The LED constant current drive system according to claim 8, wherein the comparison unit further comprises a third comparator and a third current source;
an input terminal of the third comparator is respectively connected with a gate of the power switch transistor in the constant current control module and a third preset voltage;
one terminal of the third current source is connected with the upper plate of the compensation capacitor, the other terminal of the third current source is connected with the working voltage, and a control terminal of the third current source is connected to an output terminal of the third comparator;
the third current source is turned on when a gate voltage of the power switch transistor is greater than the third preset voltage.
The LED constant current drive system according to claim 1, further comprising a working voltage generation module, and the working voltage generation module is connected with the bus voltage and provides a working voltage for the LED constant current drive system based on the bus voltage.
An LED constant current drive method, comprising at least:
discharging, by a storage capacitor, to an LED load, and performing, by the storage capacitor, constant current control on the LED load based on a constant current control module when a bus voltage is less than a turn-on voltage of the LED;

supplying power, by the bus voltage, to the LED load, and performing, by the bus voltage, constant current control on the LED load based on the constant current control module when the bus voltage is greater than the turn-on voltage of the LED; at the same time, charging, by the bus voltage, the storage capacitor;

discharging, by the storage capacitor, to the LED load and performing constant current control on the LED load based on the constant current control module when the bus voltage is less than the voltage of the storage capacitor.

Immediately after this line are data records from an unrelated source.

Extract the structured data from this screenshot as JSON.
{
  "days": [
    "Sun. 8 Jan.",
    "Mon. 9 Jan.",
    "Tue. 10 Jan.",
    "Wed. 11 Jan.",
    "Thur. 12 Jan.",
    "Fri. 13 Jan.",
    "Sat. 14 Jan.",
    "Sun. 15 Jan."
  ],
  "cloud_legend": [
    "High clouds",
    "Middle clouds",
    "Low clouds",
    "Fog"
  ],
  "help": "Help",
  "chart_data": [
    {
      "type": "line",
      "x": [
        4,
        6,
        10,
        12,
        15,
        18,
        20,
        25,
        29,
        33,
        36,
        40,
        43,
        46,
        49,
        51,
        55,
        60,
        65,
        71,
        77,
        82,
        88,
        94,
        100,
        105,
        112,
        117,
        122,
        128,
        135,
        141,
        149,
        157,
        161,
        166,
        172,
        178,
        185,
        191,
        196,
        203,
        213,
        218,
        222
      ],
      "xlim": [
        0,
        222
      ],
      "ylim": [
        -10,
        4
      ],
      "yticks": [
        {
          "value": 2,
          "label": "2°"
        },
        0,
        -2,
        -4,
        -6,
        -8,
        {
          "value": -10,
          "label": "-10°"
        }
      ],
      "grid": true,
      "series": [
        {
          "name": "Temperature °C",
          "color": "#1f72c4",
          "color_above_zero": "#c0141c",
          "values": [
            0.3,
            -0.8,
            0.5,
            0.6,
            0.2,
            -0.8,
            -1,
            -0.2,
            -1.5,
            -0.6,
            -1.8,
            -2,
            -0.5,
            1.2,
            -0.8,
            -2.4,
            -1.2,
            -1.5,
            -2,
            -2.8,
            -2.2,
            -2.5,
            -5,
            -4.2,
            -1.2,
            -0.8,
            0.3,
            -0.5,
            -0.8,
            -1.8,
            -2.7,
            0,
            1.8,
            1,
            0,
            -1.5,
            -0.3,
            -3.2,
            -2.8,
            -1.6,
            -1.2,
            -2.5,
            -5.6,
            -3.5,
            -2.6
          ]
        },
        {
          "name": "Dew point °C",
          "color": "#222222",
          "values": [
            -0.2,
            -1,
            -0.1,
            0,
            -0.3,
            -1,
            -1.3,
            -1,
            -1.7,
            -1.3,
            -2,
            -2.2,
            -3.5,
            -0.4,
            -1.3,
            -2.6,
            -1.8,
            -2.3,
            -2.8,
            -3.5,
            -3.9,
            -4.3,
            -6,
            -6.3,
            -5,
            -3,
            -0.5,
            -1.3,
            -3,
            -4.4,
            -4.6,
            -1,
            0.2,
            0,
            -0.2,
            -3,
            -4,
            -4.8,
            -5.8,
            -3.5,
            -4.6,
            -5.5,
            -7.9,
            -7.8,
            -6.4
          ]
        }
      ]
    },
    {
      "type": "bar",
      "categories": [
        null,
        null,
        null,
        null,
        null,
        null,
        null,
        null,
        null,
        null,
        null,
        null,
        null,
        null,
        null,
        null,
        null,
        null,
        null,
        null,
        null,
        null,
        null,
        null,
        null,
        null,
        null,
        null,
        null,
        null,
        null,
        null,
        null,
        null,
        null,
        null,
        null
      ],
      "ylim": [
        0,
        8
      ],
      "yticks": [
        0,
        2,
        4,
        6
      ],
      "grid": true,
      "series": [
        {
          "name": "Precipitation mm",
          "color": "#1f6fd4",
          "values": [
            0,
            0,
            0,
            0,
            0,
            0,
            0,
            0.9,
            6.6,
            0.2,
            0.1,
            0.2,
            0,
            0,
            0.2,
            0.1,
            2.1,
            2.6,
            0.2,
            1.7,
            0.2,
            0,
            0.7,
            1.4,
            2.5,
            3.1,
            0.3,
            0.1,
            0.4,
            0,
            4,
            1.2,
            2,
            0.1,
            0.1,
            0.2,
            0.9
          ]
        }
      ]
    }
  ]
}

The LED constant current drive method according to claim 11, a charge current of the storage capacitor is adjusted based on a negative electrode voltage of the LED load and the bus voltage.
The LED constant current drive method according to claim 12, a charge current of the storage capacitor is adjusted based on the bus voltage, the greater a peak value of the bus voltage, the smaller a peak value of the charge current of the storage capacitor.
The LED constant current drive method according to claim 11, a charge current of the storage capacitor is increased when a gate voltage of a power switch transistor in the constant current control module is greater than a preset voltage.
The LED constant current drive method according to claim 11, wherein the charge current of the storage capacitor decreases first and then increases.